Возня со мной фатально сказалась потом на жизни Ильи Айпетича. Однажды, сидя со мной за столом, он указал на шершня, ползущего по скатерти. Я, как водится, опять нашел повод расплакаться, но хирург резким движением схватил его (это оказалась маленькая резиновая игрушка) и, чтобы потешить меня, типа проглотил, причмокнув и сообщив, что вкусно. Лет мне было тогда что-то около трех, я уже вполне себе соображал и, как уверяет Бела-мама, несмотря на плаксивость, был добрым мальчиком. Поэтому, когда в следующий раз Илья Айпетич зашел к нам в гости, я, визжа от радости, притаранил ему тарелку высушенных мух, шершней и пчел. Есть при мне все это московский хирург не стал, но поблагодарил и отсыпал в карман пиджака. Потом долгое время я третировал его идиотскими вопросами: ест ли он еще и стрекоз? а шурупы? а камни? а еще всякую фигню? Разумеется, чтобы меня порадовать, Илья Айпетич, вытащив вставную челюсть и пожамкав ею перед моим носом, смело заявлял, что он все ест, а я еще сильнее ухахатывался. И вот летом 1986 года мы, а также все друзья отца, матери и семьи отмечали день рождения Белы-мамы на поляне в Ваганаванке, и было там человек пятьдесят с детьми. Мать возилась с маленьким Геворгом-ахперем, поэтому меня отправили веселиться к сыновьям Кармена и Убо, которым я стал нахваливать своего Илью Айпетича, представляя его как самого всеядного человека на свете. Ребята стали раскалывать меня: а ест ли он стрекоз? а камни? а шурупы? И на все эти вопросы я смело заявлял, что Илья Айпетич все ест. Дошло до того, что ребята захотели проверить, все ли, что я говорю, правда. Втроем мы подошли к нему, лежащему в тени, и ребята спросили его: правда ли, что вы, Илья Айпетич, все можете съесть и все вам вкусно? Илья Айпетич, подмигнув мне, сказал, что все правда, что он даже шершней ест. Тогда один из парней попросил его открыть рот и закрыть глаза. Илья Айпетич, доверчивая душа, так и сделал, и тогда тот парень бросил ему в рот маленькую петарду, которая разнесла ему череп, забрызгав нас всех кровью.

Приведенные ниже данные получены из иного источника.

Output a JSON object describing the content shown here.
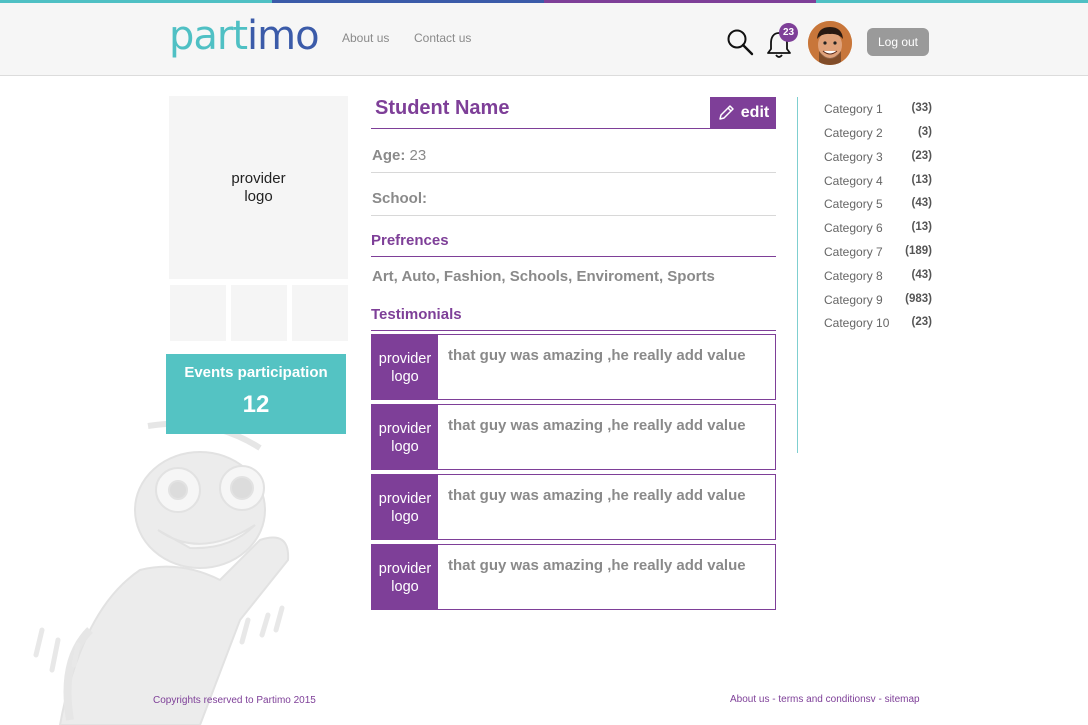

Не знаю, с тех ли пор я стал заикаться или потом, когда Геворг-ахперь шандарахнул меня сковородкой по голове, но слова мне давались с большим трудом, поэтому меня рано научили писать. Идея принадлежала Вартик-тати, и писал я поначалу, только когда приходил к ним в гости на улицу Шаумяна. Прошло, наверное, чуть больше полугода, когда идея научить меня писать пришла в голову и Сати-тати. И вот тогда она невзлюбила Вартик-тати, потому что та не обратила никакого внимания, что делаю я это левой рукой, а для Сати-тати это было знаком Сатаны. Бабушки разругались, а меня в срочном порядке взялись переучивать писать правой, из-за чего я, и так крикливый и косолапый, приобрел в какой-то момент совсем комичный вид: левая рука была привязана к спине, чтобы я никогда не вздумал писать ею.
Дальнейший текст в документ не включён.